Potnuri Bharat Teja <bharat@xxxxxxxxxxx> · Tue, 10 Mar 2020 17:31:51 +0530



On Wednesday, March 03/04/20, 2020 at 23:56:12 +0530, Potnuri Bharat Teja wrote:
> On Friday, February 02/28/20, 2020 at 05:12:32 +0530, Sagi Grimberg wrote:
> > 
> > >>> Hi All,
> > >>> I observe connection errors almost immediately after I start iozone over iser
> > >>> luns. Atached are the connection error and hung task traces on initator and
> > >>> target respecively.
> > >>> Interestingly, I see connection errors only if LUN size is less than 512MB.
> > >>> In my case I could consistently reproduce the issue with 511MB LUN and 300MB
> > >>> lun size. Connections errors are not seen if I create 512MB or greated LUN.
> > >>
> > >> Can you share log output on the target to before hung tasks?
> > > 
> > > Sure, Attached are the target and initiator dmesg logs.
> > >>
> > >>> Further, after the connection errors, I noticed that the poll work queue is
> > >>> stuck and never processes drain CQE resulting in hung tasks on the target side.
> > >>
> > >> Is the drain CQE actually generated?
> > >>
> > > 
> > > Yes it is generated. I was able to track it with prints until queue_work() in
> > > ib_cq_completion_workqueue(). Work Function ib_cq_poll_work() is never getting
> > > scheduled. Therefore, I see drain CQE unpolled and hung task due to
> > > __ib_drain_sq() waiting forever for complete() to be called from drain CQE
> > > done() handler.
> > 
> > Hmm, that is interesting. This tells me that cq->work is probably
> > blocked by another completion invokation (which hangs), which means that
> > queuing the cq->work did not happen as workqueues are not re-entrant.
> > 
> > Looking at the code, nothing should be blocking in the isert ->done()
> > handlers, so its not clear to me how this can happen.
> > 
> > Would it be possible to run:
> > echo t > /proc/sysrq-trigger when this happens?
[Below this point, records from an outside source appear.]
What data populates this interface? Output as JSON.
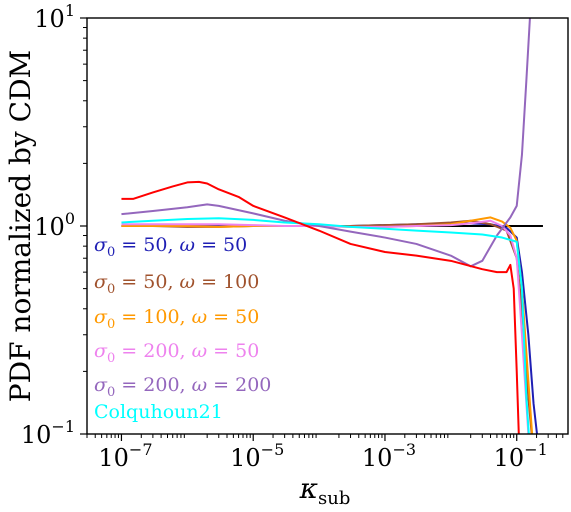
{
  "chart_data": {
    "type": "line",
    "title": "",
    "xlabel": "κ",
    "xlabel_sub": "sub",
    "ylabel": "PDF normalized by CDM",
    "xscale": "log",
    "yscale": "log",
    "xlim": [
      3e-08,
      0.6
    ],
    "ylim": [
      0.1,
      10
    ],
    "xticks": [
      {
        "value": 1e-07,
        "base": "10",
        "exp": "−7"
      },
      {
        "value": 1e-05,
        "base": "10",
        "exp": "−5"
      },
      {
        "value": 0.001,
        "base": "10",
        "exp": "−3"
      },
      {
        "value": 0.1,
        "base": "10",
        "exp": "−1"
      }
    ],
    "yticks": [
      {
        "value": 0.1,
        "base": "10",
        "exp": "−1"
      },
      {
        "value": 1,
        "base": "10",
        "exp": "0"
      },
      {
        "value": 10,
        "base": "10",
        "exp": "1"
      }
    ],
    "grid": false,
    "legend_position": "lower-left",
    "reference_line": {
      "color": "#000000",
      "x": [
        1e-07,
        0.25
      ],
      "y": [
        1.0,
        1.0
      ]
    },
    "series": [
      {
        "name": "σ0 = 50, ω = 50",
        "color": "#1f1fb4",
        "x": [
          1e-07,
          3e-07,
          1e-06,
          3e-06,
          1e-05,
          3e-05,
          0.0001,
          0.0003,
          0.001,
          0.003,
          0.01,
          0.02,
          0.04,
          0.07,
          0.1,
          0.12,
          0.15,
          0.18,
          0.22
        ],
        "y": [
          1.0,
          1.0,
          1.0,
          1.0,
          1.0,
          1.0,
          1.0,
          1.0,
          1.01,
          1.02,
          1.03,
          1.03,
          1.02,
          0.98,
          0.88,
          0.6,
          0.3,
          0.14,
          0.08
        ]
      },
      {
        "name": "σ0 = 50, ω = 100",
        "color": "#a0522d",
        "x": [
          1e-07,
          3e-07,
          1e-06,
          3e-06,
          1e-05,
          3e-05,
          0.0001,
          0.0003,
          0.001,
          0.003,
          0.01,
          0.02,
          0.04,
          0.07,
          0.1,
          0.12,
          0.15,
          0.18
        ],
        "y": [
          1.0,
          1.0,
          0.99,
          0.99,
          1.0,
          1.0,
          1.0,
          1.0,
          1.01,
          1.02,
          1.04,
          1.06,
          1.02,
          0.95,
          0.7,
          0.4,
          0.15,
          0.08
        ]
      },
      {
        "name": "σ0 = 100, ω = 50",
        "color": "#ff9900",
        "x": [
          1e-07,
          3e-07,
          1e-06,
          3e-06,
          1e-05,
          3e-05,
          0.0001,
          0.0003,
          0.001,
          0.003,
          0.01,
          0.02,
          0.04,
          0.06,
          0.08,
          0.1,
          0.12,
          0.15,
          0.18
        ],
        "y": [
          1.0,
          1.0,
          1.0,
          0.99,
          1.0,
          1.0,
          1.0,
          0.99,
          0.99,
          1.0,
          1.02,
          1.06,
          1.1,
          1.05,
          0.98,
          0.85,
          0.5,
          0.18,
          0.08
        ]
      },
      {
        "name": "σ0 = 200, ω = 50",
        "color": "#ee82ee",
        "x": [
          1e-07,
          3e-07,
          1e-06,
          3e-06,
          1e-05,
          3e-05,
          0.0001,
          0.0003,
          0.001,
          0.003,
          0.01,
          0.02,
          0.04,
          0.06,
          0.08,
          0.1,
          0.12,
          0.15
        ],
        "y": [
          1.02,
          1.02,
          1.02,
          1.02,
          1.01,
          1.0,
          1.0,
          0.99,
          0.99,
          1.0,
          1.01,
          1.03,
          1.06,
          1.0,
          0.9,
          0.7,
          0.3,
          0.1
        ]
      },
      {
        "name": "σ0 = 200, ω = 200",
        "color": "#9467bd",
        "x": [
          1e-07,
          3e-07,
          1e-06,
          2e-06,
          3e-06,
          1e-05,
          3e-05,
          0.0001,
          0.0003,
          0.001,
          0.003,
          0.01,
          0.02,
          0.03,
          0.05,
          0.08,
          0.1,
          0.12,
          0.14,
          0.16
        ],
        "y": [
          1.14,
          1.18,
          1.23,
          1.27,
          1.25,
          1.15,
          1.06,
          1.0,
          0.94,
          0.88,
          0.82,
          0.72,
          0.64,
          0.68,
          0.9,
          1.1,
          1.25,
          2.2,
          5.0,
          10.5
        ]
      },
      {
        "name": "Colquhoun21",
        "color": "#00ffff",
        "x": [
          1e-07,
          3e-07,
          1e-06,
          3e-06,
          1e-05,
          3e-05,
          0.0001,
          0.0003,
          0.001,
          0.003,
          0.01,
          0.03,
          0.06,
          0.1,
          0.12,
          0.14,
          0.16
        ],
        "y": [
          1.04,
          1.06,
          1.08,
          1.09,
          1.07,
          1.04,
          1.02,
          0.99,
          0.97,
          0.95,
          0.93,
          0.91,
          0.88,
          0.84,
          0.5,
          0.15,
          0.08
        ]
      },
      {
        "name": "",
        "color": "#ff0000",
        "x": [
          1e-07,
          1.5e-07,
          3e-07,
          6e-07,
          1e-06,
          1.5e-06,
          2e-06,
          3e-06,
          6e-06,
          1e-05,
          3e-05,
          0.0001,
          0.0003,
          0.001,
          0.003,
          0.01,
          0.03,
          0.05,
          0.07,
          0.08,
          0.09,
          0.1,
          0.11
        ],
        "y": [
          1.35,
          1.35,
          1.45,
          1.55,
          1.62,
          1.63,
          1.6,
          1.5,
          1.38,
          1.25,
          1.1,
          0.95,
          0.82,
          0.75,
          0.72,
          0.68,
          0.62,
          0.6,
          0.6,
          0.65,
          0.5,
          0.2,
          0.08
        ]
      }
    ],
    "legend": [
      {
        "sigma": "σ",
        "sigma_sub": "0",
        "mid": " = 50, ",
        "omega": "ω",
        "tail": " = 50",
        "color": "#1f1fb4"
      },
      {
        "sigma": "σ",
        "sigma_sub": "0",
        "mid": " = 50, ",
        "omega": "ω",
        "tail": " = 100",
        "color": "#a0522d"
      },
      {
        "sigma": "σ",
        "sigma_sub": "0",
        "mid": " = 100, ",
        "omega": "ω",
        "tail": " = 50",
        "color": "#ff9900"
      },
      {
        "sigma": "σ",
        "sigma_sub": "0",
        "mid": " = 200, ",
        "omega": "ω",
        "tail": " = 50",
        "color": "#ee82ee"
      },
      {
        "sigma": "σ",
        "sigma_sub": "0",
        "mid": " = 200, ",
        "omega": "ω",
        "tail": " = 200",
        "color": "#9467bd"
      },
      {
        "plain": "Colquhoun21",
        "color": "#00ffff"
      }
    ]
  }
}
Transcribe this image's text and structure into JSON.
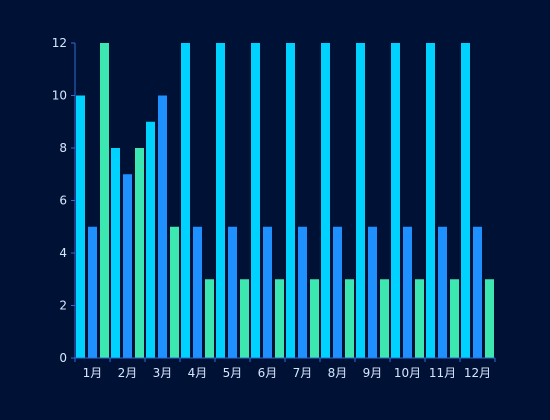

I'd like to see where
> > that cq->work is blocking.
> >
> Attached file t_sysrq-trigger_and_dmesg.txt is the triggered output. Please let 
> me know if that is timed correctly as I triggered it a little after login timeout.
> I'll try getting a better one meanwhile.
> > I'd also enable pr_debug on iscsi_traget.c
> > 
> Attached files are with debug enabled:
> tgt_discovery_and_login_dmesg.txt -> dmesg just after login for reference
> tgt_IO_511MB_8target_1lun_each_iozone_dmesg_untill_hang.txt -> dmesg untill connection error.
> 
> Please let me know if there is anything that I could check.

Hi Sagi,
Got any chance to check this?
Thanks.
> > > 
> > >>> I tried changing the CQ poll workqueue to be UNBOUND but it did not fix the issue.
> > >>>
> > >>> Here is what my test does:
> > >>> Create 8 targets with 511MB lun each, login and format disks to ext3, mount the
> > >>> disks and run iozone over them.
> > >>> #iozone -a -I -+d -g 256m
> > >>
> > >> Does it happen specifically with iozone? or can dd/fio also
> > >> reproduce this issue? on which I/O pattern do you see the issue?
> > >>
> > > I see it with iozone. I am trying with fio, shall soon update.
> > > I see issue with at iosizes around 128k/256k block sizes of iozone. Its not
> > > consistent.
> > >>> I am not sure how LUN size could cause the connection errors. I appreciate any
> > >>> inputs on this.
> > >>
> > >> I imagine that a single LUN is enough to reproduce the issue?
> > >>
> > > 
> > > yes, attached is the target conf.
> > >> btw, I tried reproducing the issue with rxe (couldn't setup an iser
> > >> listener with siw) in 2 VMs on my laptop using lio to a file backend but
> > >> I cannot reproduce the issue..
> > > I see the issue quickly with 40G/25G links. I have not seen the issue on a 100G
> > > link. BTW i a trying iwarp(T6/t5)
> > > 
> > > Thanks for looking into it.
> > > 
> > 
> >  From the log, looks like the hang happens when the initiator tries to
> > login after the failure (trace starts in iscsi_target_do_login). and
> > looks like the target gave up on login timeout, but what is not
> > indicated is why did the initiator got a ping timeout in the
> > first place...